UE - Deux rapports contradictoires sur les OGM au Parlement européen

Le Parlement européen (PE) a préparé deux rapports d’initiative : l’un sur la qualité des produits alimentaires et l’autre sur les enjeux de l’utilisation des biotechnologies.

Plus de transparence pour le consommateur vis-à-vis des OGM

Le 17 février, la Commission « agriculture » du PE a adopté un rapport sur la qualité des produits alimentaires [1]. Ce rapport « invite la Commission à présenter une proposition de législation visant à imposer [...] l’obligation d’étiquetage pour les produits, tels que le lait, la viande et les œufs, provenant d’animaux nourris avec des aliments génétiquement modifiés ». Actuellement, les produits issus d’animaux nourris avec des OGM n’ont pas à être étiquetés, alors que la filière animale représente le principal débouché de l’utilisation de ces OGM. La Commission agriculture demande également « de définir des critères pour les initiatives en faveur de la qualité, comme les systèmes d’étiquetage volontaire attestant l’absence d’OGM ». Ce rapport sera examiné en séance plénière le 12 mars. S’il est adopté, il sera un signal politique fort en direction de la Commission européenne, bien que cette dernière n’ait aucune obligation de suivre ces recommandations.

Le député Virrankoski revient à la charge pour la promotion des biotechnologies

Par ailleurs, le député finlandais Virrankoski prépare un autre rapport qui concerne directement la question des OGM [2]. En novembre 2006, ce même député présentait à la Commission « agriculture » du Parlement européen un rapport d’initiative intitulé « La biotechnologie : perspectives et défis pour l’agriculture en Europe », qui encourageait le développement des biotechnologies en Europe.
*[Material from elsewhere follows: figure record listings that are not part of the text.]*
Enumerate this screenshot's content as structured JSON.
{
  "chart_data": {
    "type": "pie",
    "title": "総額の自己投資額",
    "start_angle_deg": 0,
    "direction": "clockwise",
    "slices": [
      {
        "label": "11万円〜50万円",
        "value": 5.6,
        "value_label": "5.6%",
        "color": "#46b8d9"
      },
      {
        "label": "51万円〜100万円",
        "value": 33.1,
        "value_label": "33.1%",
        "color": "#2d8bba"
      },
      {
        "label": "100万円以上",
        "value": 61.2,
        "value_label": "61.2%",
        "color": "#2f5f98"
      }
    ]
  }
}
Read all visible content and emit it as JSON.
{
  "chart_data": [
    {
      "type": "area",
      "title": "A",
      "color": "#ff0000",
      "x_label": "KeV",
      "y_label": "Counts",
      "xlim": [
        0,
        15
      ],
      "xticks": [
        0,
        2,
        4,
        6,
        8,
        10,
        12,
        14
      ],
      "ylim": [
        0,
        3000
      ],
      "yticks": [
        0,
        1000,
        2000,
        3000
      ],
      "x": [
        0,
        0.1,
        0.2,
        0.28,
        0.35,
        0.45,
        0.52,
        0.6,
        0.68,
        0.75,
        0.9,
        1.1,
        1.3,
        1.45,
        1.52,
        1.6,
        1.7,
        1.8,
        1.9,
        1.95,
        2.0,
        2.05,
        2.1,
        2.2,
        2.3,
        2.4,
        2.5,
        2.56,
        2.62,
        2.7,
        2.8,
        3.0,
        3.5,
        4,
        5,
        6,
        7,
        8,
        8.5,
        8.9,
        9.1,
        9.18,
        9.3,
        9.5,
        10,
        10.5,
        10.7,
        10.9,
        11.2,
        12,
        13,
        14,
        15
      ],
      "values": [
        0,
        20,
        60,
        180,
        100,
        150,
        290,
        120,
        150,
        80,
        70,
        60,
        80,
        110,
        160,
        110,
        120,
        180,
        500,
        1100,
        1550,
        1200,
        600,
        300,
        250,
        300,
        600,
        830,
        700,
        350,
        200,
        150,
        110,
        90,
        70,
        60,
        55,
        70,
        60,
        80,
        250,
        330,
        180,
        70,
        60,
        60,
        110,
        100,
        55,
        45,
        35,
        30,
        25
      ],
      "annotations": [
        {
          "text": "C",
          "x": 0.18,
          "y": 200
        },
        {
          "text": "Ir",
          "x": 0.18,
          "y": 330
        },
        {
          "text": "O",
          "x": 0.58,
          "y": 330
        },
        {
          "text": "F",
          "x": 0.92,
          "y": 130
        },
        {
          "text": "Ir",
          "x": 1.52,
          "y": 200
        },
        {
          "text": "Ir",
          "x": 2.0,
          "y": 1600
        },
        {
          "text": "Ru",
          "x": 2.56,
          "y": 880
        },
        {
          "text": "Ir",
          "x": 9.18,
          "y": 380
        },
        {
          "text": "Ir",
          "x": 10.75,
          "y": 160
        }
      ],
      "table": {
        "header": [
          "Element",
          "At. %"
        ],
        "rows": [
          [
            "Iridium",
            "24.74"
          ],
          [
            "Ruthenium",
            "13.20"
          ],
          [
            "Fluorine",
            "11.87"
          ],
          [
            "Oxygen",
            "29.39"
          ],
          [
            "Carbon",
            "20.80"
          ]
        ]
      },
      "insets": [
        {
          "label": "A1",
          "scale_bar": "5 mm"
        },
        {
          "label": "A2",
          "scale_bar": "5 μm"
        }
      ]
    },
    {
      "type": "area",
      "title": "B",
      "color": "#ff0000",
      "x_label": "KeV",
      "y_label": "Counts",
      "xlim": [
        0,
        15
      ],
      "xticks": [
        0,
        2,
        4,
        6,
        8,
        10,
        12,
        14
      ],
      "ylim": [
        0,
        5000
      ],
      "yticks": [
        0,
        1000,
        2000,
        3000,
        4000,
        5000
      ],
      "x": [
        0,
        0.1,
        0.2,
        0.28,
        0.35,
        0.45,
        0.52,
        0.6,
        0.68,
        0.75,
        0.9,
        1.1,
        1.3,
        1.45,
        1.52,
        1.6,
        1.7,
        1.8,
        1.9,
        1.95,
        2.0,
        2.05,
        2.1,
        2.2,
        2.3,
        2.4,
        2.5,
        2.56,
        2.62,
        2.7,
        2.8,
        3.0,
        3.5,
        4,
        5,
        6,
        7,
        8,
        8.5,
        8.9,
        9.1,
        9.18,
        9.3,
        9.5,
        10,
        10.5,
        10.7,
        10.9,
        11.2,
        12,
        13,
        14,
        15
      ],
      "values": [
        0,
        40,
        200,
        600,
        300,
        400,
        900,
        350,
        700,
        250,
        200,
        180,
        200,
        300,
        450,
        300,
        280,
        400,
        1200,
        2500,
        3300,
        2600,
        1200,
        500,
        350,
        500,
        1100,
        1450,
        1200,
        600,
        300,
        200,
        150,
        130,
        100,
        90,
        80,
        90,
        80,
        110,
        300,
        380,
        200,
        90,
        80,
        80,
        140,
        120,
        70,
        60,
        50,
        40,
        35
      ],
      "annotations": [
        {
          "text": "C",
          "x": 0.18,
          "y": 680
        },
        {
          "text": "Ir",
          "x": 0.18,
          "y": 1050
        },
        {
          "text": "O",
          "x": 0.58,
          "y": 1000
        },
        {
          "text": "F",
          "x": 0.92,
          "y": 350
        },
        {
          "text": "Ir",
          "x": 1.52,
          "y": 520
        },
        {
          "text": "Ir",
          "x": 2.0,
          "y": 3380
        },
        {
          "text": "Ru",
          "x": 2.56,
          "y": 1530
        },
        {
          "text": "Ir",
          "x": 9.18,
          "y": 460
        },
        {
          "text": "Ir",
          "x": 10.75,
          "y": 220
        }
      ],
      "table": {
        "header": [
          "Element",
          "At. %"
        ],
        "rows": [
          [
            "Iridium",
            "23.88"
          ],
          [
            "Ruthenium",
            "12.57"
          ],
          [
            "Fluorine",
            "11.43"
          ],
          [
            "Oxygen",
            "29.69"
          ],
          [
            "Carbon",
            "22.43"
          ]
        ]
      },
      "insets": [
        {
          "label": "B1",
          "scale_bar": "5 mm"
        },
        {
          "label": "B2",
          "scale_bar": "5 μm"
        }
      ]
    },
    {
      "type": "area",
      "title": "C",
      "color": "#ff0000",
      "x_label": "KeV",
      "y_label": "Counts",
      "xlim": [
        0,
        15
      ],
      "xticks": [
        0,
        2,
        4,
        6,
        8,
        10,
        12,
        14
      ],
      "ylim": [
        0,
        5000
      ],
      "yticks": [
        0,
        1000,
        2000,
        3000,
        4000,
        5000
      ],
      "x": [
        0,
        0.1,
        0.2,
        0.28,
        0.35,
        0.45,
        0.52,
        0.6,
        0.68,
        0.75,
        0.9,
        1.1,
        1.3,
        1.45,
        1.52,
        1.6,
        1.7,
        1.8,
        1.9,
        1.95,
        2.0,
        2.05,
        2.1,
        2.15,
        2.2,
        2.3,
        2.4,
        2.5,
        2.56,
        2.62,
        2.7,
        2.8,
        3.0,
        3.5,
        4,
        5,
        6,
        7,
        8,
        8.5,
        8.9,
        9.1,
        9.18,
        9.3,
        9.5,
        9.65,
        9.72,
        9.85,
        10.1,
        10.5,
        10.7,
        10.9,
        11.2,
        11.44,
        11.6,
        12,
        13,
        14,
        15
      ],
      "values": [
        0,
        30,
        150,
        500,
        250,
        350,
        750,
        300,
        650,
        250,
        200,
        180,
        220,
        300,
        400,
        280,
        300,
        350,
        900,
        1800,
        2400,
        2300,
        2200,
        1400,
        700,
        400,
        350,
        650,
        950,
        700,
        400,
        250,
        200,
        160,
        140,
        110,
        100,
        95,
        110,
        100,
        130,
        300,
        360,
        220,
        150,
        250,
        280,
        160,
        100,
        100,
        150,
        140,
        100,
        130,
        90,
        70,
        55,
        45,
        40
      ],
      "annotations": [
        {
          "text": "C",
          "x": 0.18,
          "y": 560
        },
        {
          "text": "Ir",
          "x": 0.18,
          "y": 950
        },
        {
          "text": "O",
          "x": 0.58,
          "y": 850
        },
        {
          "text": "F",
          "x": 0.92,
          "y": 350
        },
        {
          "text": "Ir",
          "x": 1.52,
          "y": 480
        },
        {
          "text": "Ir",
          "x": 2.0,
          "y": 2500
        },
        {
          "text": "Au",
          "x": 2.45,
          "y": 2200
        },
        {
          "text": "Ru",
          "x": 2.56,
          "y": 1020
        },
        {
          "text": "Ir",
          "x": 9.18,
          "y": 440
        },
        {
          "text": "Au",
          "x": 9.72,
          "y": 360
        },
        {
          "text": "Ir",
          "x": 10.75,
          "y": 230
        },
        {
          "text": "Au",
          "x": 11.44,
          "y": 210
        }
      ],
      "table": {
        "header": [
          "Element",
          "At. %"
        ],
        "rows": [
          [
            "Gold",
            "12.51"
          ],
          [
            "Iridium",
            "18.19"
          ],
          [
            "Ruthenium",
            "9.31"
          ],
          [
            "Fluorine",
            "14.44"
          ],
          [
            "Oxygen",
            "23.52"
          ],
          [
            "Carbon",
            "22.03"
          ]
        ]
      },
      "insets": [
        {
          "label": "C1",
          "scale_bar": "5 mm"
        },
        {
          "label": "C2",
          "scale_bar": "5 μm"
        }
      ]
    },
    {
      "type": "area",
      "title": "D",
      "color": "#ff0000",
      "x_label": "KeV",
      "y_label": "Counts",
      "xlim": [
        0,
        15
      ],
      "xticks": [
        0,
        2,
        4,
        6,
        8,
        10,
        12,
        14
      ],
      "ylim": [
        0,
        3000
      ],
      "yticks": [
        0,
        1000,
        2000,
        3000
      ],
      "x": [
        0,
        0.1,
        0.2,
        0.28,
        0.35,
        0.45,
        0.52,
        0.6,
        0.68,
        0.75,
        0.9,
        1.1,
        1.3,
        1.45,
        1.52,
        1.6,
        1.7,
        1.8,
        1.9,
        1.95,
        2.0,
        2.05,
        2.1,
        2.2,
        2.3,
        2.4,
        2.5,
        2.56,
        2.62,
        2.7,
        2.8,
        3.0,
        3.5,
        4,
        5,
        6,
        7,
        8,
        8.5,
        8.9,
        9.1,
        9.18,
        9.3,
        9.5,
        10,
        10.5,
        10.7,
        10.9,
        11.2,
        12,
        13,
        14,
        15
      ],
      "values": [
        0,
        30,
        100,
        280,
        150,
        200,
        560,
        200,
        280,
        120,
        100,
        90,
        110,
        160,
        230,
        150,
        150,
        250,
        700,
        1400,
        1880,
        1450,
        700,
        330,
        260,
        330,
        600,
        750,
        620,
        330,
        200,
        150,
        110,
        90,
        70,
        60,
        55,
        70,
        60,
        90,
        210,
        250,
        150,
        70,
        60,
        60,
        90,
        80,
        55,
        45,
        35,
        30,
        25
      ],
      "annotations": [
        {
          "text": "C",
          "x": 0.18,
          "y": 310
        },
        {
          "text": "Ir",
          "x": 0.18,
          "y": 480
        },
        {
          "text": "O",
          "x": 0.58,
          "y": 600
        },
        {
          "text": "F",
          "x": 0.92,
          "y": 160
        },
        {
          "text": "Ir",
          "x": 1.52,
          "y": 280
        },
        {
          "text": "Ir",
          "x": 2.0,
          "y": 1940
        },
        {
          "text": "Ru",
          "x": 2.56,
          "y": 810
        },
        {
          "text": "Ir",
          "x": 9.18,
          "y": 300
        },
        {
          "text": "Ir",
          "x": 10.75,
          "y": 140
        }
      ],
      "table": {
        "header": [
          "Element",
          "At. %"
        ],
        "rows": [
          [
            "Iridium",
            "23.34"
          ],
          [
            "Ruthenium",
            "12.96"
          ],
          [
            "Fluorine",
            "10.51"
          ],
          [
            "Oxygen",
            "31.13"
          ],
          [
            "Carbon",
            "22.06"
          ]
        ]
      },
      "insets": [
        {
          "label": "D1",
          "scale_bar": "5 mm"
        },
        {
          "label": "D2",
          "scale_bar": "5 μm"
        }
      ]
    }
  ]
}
Il regrettait « la complexité actuelle de l’agrément des produits nouveaux sur la biotechnologie », et parlait de procédure « complexe et lourde ». Mais en mars 2007, le Parlement européen, en séance plénière, décidait de renvoyer ce rapport à la Commission « agriculture » pour qu’il soit réécrit. Depuis, le député a édulcoré son propos, mais le but reste le même : promouvoir l’utilisation des biotechnologies. Il considère notamment que les biotechnologies « sont une façon de rendre l’agriculture viable et capable de constituer un moyen de subsistance ». Sur le cadre législatif, M. Virrankoski approuve l’approche précautionneuse, mais il demande à la Commission européenne une meilleure harmonisation des règles de coexistence (actuellement décidées par les Etats-membres). Il est clair qu’il s’agit pour lui de limiter les marges de manœuvre des Etats, qui mettent parfois en place des règles pour contrer ces cultures de PGM (cf. Allemagne, Hongrie...). Le rapport devrait être voté en Commission « agriculture », le 16 mars 2009 et soumis en séance plénière, le 24 avril 2009.
S’il était adopté par le Parlement européen, il constituerait la position du Parlement sur la politique des biotechnologies vis-à-vis de la Commission et du Conseil, ce qui serait en contradiction flagrante avec la position sur la qualité des produits alimentaires adoptée le 17 février.